You can reach the glen & ruins by way of the R251 by driving about 2km past the sign for Dunlewey, the closest town, and turning down the tiny road that leads to a walking path where you can explore the site. Even though you can see the church from the road, we recommend visiting on foot to get the best views and photos. You can also check out the nearby Dunlewey Center, a museum and cultural center with a restaurant and tea room, guided boat and walking tours and local craft shop.
Looking to visit a gorgeous castle that’s also one of the best hidden gems in Ireland? Claddiebawn Castle is actually a private residence in County Sligo near the village of Mullaghmore, meaning you can’t go inside. Even so, the surrounding views of Mullaghmore Head, the ocean and the castle exterior are enough to add this secret spot to your itinerary!

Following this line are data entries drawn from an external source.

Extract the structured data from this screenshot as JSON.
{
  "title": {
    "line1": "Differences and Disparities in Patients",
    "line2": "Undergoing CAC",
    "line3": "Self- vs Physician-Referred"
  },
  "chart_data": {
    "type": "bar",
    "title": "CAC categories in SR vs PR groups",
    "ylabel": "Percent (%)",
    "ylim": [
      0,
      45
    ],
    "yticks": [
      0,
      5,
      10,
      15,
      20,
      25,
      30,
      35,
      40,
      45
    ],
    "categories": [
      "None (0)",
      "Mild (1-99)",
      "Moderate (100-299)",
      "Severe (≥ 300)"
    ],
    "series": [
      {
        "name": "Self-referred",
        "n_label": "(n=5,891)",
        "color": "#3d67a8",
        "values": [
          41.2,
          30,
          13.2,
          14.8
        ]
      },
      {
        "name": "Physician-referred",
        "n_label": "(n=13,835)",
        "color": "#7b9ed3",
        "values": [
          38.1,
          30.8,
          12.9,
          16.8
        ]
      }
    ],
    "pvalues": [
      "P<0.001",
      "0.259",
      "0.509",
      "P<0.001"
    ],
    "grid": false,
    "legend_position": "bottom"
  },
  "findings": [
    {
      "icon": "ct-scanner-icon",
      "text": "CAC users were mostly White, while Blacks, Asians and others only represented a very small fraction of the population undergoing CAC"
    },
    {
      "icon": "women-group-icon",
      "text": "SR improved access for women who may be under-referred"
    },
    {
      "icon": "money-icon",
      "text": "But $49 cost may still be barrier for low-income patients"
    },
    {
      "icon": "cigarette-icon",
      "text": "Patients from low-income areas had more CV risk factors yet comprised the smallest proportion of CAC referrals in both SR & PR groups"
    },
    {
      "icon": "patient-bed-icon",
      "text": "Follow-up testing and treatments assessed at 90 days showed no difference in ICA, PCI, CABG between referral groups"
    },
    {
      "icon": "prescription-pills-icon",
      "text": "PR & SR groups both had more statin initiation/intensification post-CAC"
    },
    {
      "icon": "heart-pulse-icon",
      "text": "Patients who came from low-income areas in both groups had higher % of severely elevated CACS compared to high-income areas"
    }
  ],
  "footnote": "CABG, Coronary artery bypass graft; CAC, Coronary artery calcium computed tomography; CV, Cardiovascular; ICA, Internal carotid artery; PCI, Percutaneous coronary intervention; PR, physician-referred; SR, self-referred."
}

It was originally a country estate for the Viscount of Palmerton, a member of the British Royal Family. During the 19th century, the Viscount started the expansion of the house into the large more castle-like structure you see today. Sadly he died before the renovation was completed, and the castle was passed down through his family for many years. During the Irish Rebellion, it was used as a barrack and after this, it remained empty from 1916 – 1950.
It was then inhabited by the Mountbatten (direct descendants of Lord Palmerton) family from 1950 onward. Lord Mountbatten had ties to the British Royal family as the uncle of Prince Philip, Duke of Edinburgh. Unfortunately, he was assassinated in 1979 when his boat was blown up by the IRA. The castle was purchased by Hugh Tunney in 1991 and is still owned by his estate.
Because the castle is private property, you cannot enter past the gates. However, it’s definitely worth visiting because you can still get amazing views of the castle and the sea. It’s a great place to take in the history and scenery as well as get some beautiful photos.
Dunquin Harbour is at the very end of the Dingle Penninsula in West Kerry. It is a one of the best hidden gems in Ireland with incredible views you can’t miss! Of course, the Dingle Penninsula itself is one of the most beautiful and unique spots in Ireland and a Dunquin Harbour visit will be the highlight of your visit there.
The harbor is within the settlement of Dunquin, which is the most westerly town in Ireland. From here will find excellent views of the Blasket Islands, which are uninhabited but can be reached by ferry. If you’re doing the famed Slea Head Drive around Dingle, this is one of the stops. At the water’s edge, you will see the rugged cliffs jutting out from the sea providing gorgeous views and photo ops! It’s truly unbeatable and the most beautiful part of Dingle.
The famous Dunquin Pier is only reachable on foot. You can get close in your car by taking the R559 from the town of Dingle and follow it until you reach signs for the Blasket Ferries. There are no parking lots so you will have to park alongside the road where you can. Just don’t try to drive down the narrow path leading to the pier! The best view of the pier is from the cliff directly above it. Here you can take in the pier, cliffs, ocean and Blasket Islands.
So, there you have it: 10 of our most favorite hidden gems in Ireland! From North to South, there’s no shortage of beautiful scenery, haunted castles, and gorgeous nature. We hope that this is helpful in planning your trip and that visiting these off the beaten path spots make your trip to Ireland all that more memorable.